66/02 Andere Sozialversicherungsgesetze;

Norm

GSVG 1978 §2 Abs1 Z1;
GSVG 1978 §25 Abs4 Z2 litb;
GSVG 1978 §4 Abs1 Z7;

Betreff

Der Verwaltungsgerichtshof hat durch den Vorsitzenden Senatspräsident Dr. Müller und die Hofräte Dr. Strohmayer, Dr. Köller, Dr. Moritz und Dr. Lehofer als Richter, im Beisein der Schriftführerin Mag. Müller, über die Beschwerde der M in W, vertreten durch Dr. Edeltraud Fichtenbauer, Rechtsanwalt in 1010 Wien, Kärntner Ring 10, gegen den Bescheid des Bundesministers für soziale Sicherheit, Generationen und Konsumentenschutz vom 15. Dezember 2004, Zl. BMSG-227383/0001- II/A/3/2004, betreffend Versicherungspflicht in der Pensions- und Krankenversicherung nach dem GSVG (mitbeteiligte Partei:

Sozialversicherungsanstalt der gewerblichen Wirtschaft, 1051 Wien, Wiedner Hauptstraße 84-86), zu Recht erkannt:

Spruch

Die Beschwerde wird als unbegründet abgewiesen.

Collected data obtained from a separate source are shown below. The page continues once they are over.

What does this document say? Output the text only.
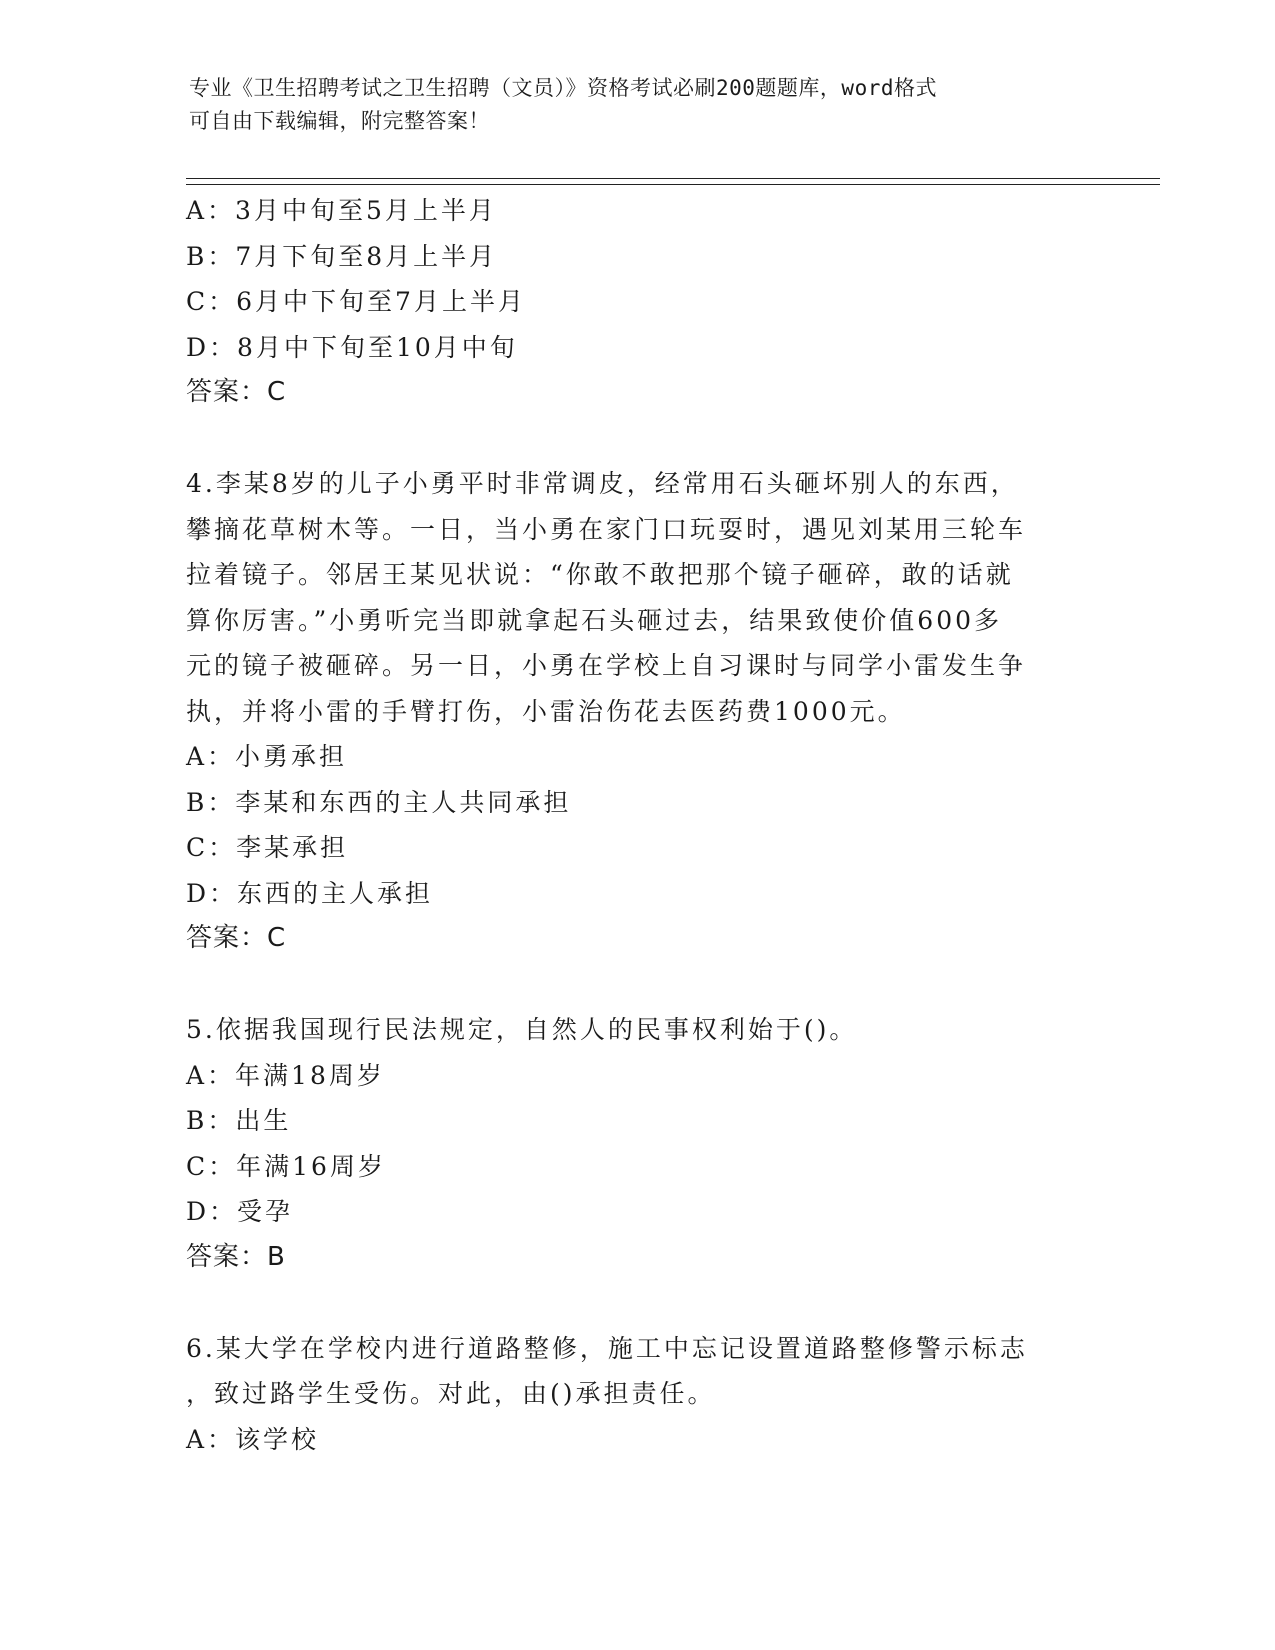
专业《卫生招聘考试之卫生招聘（文员）》资格考试必刷200题题库，word格式
可自由下载编辑，附完整答案！
A：3月中旬至5月上半月
B：7月下旬至8月上半月
C：6月中下旬至7月上半月
D：8月中下旬至10月中旬
答案：C
4.李某8岁的儿子小勇平时非常调皮，经常用石头砸坏别人的东西，
攀摘花草树木等。一日，当小勇在家门口玩耍时，遇见刘某用三轮车
拉着镜子。邻居王某见状说：“你敢不敢把那个镜子砸碎，敢的话就
算你厉害。”小勇听完当即就拿起石头砸过去，结果致使价值600多
元的镜子被砸碎。另一日，小勇在学校上自习课时与同学小雷发生争
执，并将小雷的手臂打伤，小雷治伤花去医药费1000元。
A：小勇承担
B：李某和东西的主人共同承担
C：李某承担
D：东西的主人承担
答案：C
5.依据我国现行民法规定，自然人的民事权利始于()。
A：年满18周岁
B：出生
C：年满16周岁
D：受孕
答案：B
6.某大学在学校内进行道路整修，施工中忘记设置道路整修警示标志
，致过路学生受伤。对此，由()承担责任。
A：该学校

Die Beschwerdeführerin hat dem Bund (Bundesminister für Soziales und Konsumentenschutz) Aufwendungen in der Höhe von EUR 51,50 binnen zwei Wochen bei sonstiger Exekution zu ersetzen.

Begründung

Mit Bescheid vom 19. April 2004 stellte die mitbeteiligte Sozialversicherungsanstalt - soweit hier noch wesentlich - fest, dass die Beschwerdeführerin seit 18. Jänner 1999 der Pflichtversicherung in der Pensions- und Krankenversicherung nach § 2 Abs. 1 Z. 1 GSVG unterliege, und sprach aus, dass der Antrag der Beschwerdeführerin auf Feststellung der Ausnahme von der Pflichtversicherung nach § 4 Abs. 1 Z. 7 GSVG ab 1. Jänner 2001 abgewiesen werde.

Dem dagegen erhobenen Einspruch gab der Landeshauptmann von Wien mit Bescheid vom 2. Juli 2004 keine Folge.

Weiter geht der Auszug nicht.